Understanding and managing aquaculture risk
Risks such as fish health, fish escapes and environmental impacts are key challenges that may weaken the industry's profitability, reputation and future growth potential. The sustainable growth and development of fish farming industry requires improved understanding and management of risk within the industry.
DNV’s Marine Aquaculture Forecast 2050 shows that farmed seafood production will grow significantly over the next 10 years and double on a global basis by 2050. The amount of fish and shellfish farmed in marine waters will approach the wild catch amount.
With increasing focus on the importance of fish farming as a means of meeting rising demand for food from a growing world population, there comes a need for better risk control and barrier management.
“As Norway is one of the global leaders in aquaculture and the industry is undergoing changes as it seeks to expand, DNV has identified a need in the industry to basically lift the knowledge and competence with regard to risk and barrier management,” says Bente Pretlove, Programme Director Ocean Space, DNV Group Research and Development.

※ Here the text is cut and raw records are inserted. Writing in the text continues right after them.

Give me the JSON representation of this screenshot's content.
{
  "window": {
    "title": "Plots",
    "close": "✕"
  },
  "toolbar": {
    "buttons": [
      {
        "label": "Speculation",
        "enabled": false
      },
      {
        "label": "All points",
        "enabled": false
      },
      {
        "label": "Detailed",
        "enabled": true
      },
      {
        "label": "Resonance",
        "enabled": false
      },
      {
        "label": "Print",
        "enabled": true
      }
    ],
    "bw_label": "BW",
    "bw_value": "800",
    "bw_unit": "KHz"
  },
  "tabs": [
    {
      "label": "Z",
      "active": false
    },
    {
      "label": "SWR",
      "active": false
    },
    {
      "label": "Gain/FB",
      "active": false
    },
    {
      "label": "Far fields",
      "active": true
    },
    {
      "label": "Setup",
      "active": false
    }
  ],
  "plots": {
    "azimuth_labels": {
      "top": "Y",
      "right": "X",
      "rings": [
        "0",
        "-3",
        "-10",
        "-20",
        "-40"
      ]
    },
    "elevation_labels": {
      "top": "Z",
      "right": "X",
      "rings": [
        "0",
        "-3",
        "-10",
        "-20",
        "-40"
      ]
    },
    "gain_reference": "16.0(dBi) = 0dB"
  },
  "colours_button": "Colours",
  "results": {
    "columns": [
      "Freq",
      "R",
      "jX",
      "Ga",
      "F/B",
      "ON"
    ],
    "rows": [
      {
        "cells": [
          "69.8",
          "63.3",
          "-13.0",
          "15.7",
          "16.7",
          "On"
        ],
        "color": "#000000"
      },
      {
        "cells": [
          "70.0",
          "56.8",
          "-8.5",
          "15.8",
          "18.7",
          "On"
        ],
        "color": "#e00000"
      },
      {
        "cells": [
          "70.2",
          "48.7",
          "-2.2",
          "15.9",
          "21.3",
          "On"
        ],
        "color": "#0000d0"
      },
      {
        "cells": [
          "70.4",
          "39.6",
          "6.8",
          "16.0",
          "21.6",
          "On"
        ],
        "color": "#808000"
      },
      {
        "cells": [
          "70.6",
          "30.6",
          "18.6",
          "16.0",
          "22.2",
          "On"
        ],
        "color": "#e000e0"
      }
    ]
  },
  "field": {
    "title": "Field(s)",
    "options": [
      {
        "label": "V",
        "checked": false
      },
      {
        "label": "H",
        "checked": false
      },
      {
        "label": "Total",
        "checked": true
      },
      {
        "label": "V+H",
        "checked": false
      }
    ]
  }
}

In DNV's forecast to 2050, new production technologies onshore and offshore will become competitive and capture a large part of the production. With new technologies follow new risks and according to Pretlove the industry's fundamental understanding of risk and the way in which the industry handles operational risks can be improved. With this in mind, DNV has developed a Barrier management in the aquaculture industry - Guideline that lays the foundation for a shared understanding and common language. The guideline will provide help to start using barrier management as a risk management tool.
A systematic approach to risk management
“Barrier management is a method used to ensure overall risk management. Systematic risk mapping and the implementation of barriers to prevent or stop an unwanted situation or to limit the development of such a situation, ensuring that fish can be produced safely and sustainably,” explains Inger Elise Bjørkedal, Project Manager for the guideline development.

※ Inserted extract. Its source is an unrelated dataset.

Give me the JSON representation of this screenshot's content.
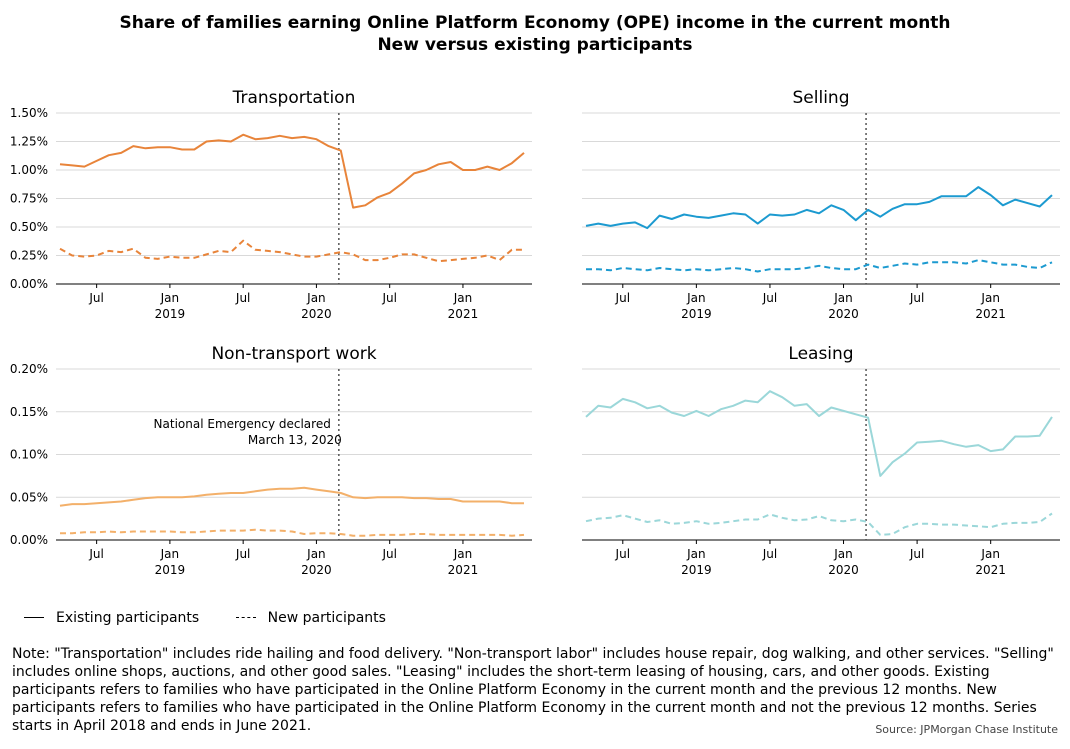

She continues, “Barrier management will contribute to overall risk management across spheres of authority and pave the way for simplifying and improving the efficiency of auditing activities. A common language will streamline risk communication and help to increase awareness and knowledge of the elements that affect risk. Insight into the barriers' status will provide important information on the enterprise's risk exposure and thus give the authorities a better basis for risk-based inspections of the players.”
Barrier management can contribute to:
- Risk reduction through control of the barriers
- Achieving targets through better control of unwanted events that lead to losses
- Simplified interaction between the authorities and the industry
- The enabling of a more risk-based auditing regime
Higher volumes bring more complexities
In Norway, aquaculture has traditionally been practiced in the relatively sheltered environment of the country’s extensive fjord network. However, we’re now seeing a shift towards new farming sites both onshore, exposed areas and offshore in pursuit of for example higher production capacity, lowering the risk of diseases or fish escapes and getting closer to the consumers. With this shift will come new challenges.
Some of these challenges will be technological but there are regulatory hurdles to overcome as well. Torgun Gjefsen, Lead Auditor in DNV Business Assurance, highlights that the Norwegian aquaculture industry is complex and regulated by a number of different authorities with different auditing methods and focus areas. It can be challenging for fish farmers to understand what they need to do and to demonstrate control towards the different regulatory regimes.
“For the fish farmers, the benefits of barrier management go well beyond proving regulatory compliance as it improves the overall efficiency of their operations. A fish pen can contain very high numbers of fish and if diseases or parasites reach significant levels, the fish will suffer, and losses of fish and profits will occur,” says Gjefsen.
Although many aspects of fish farming can be automated and digitalisation used to control feeding and monitoring, there is obviously a need for vessels to visit the pens frequently. With this comes the risk of collision damage to pens and vessels allowing fish escapes. Weather also affects operations with winds and waves having the potential to cause damage – especially in the more exposed areas.
Gjefsen points out the benefits for the farmers saying, “This should not be treated as just another paper exercise because if the fish farmers can control their risks, they can decrease the likelihood of an unwanted event happening, and they can decrease the consequences of it if it does happen. That’s what barrier management is all about, it’s a risk control strategy. And if we can help the industry reduce fish mortality by having better control of risks, then that is a key value driver.”
Although DNV has developed its guideline on barrier management with particular reference to the Norwegian aquaculture industry, the guideline is equally applicable to both sheltered and more complex operations in exposed areas in any location around the globe. Because barrier management enables sustainable fish farming it can be used to create long term benefits for all stakeholders.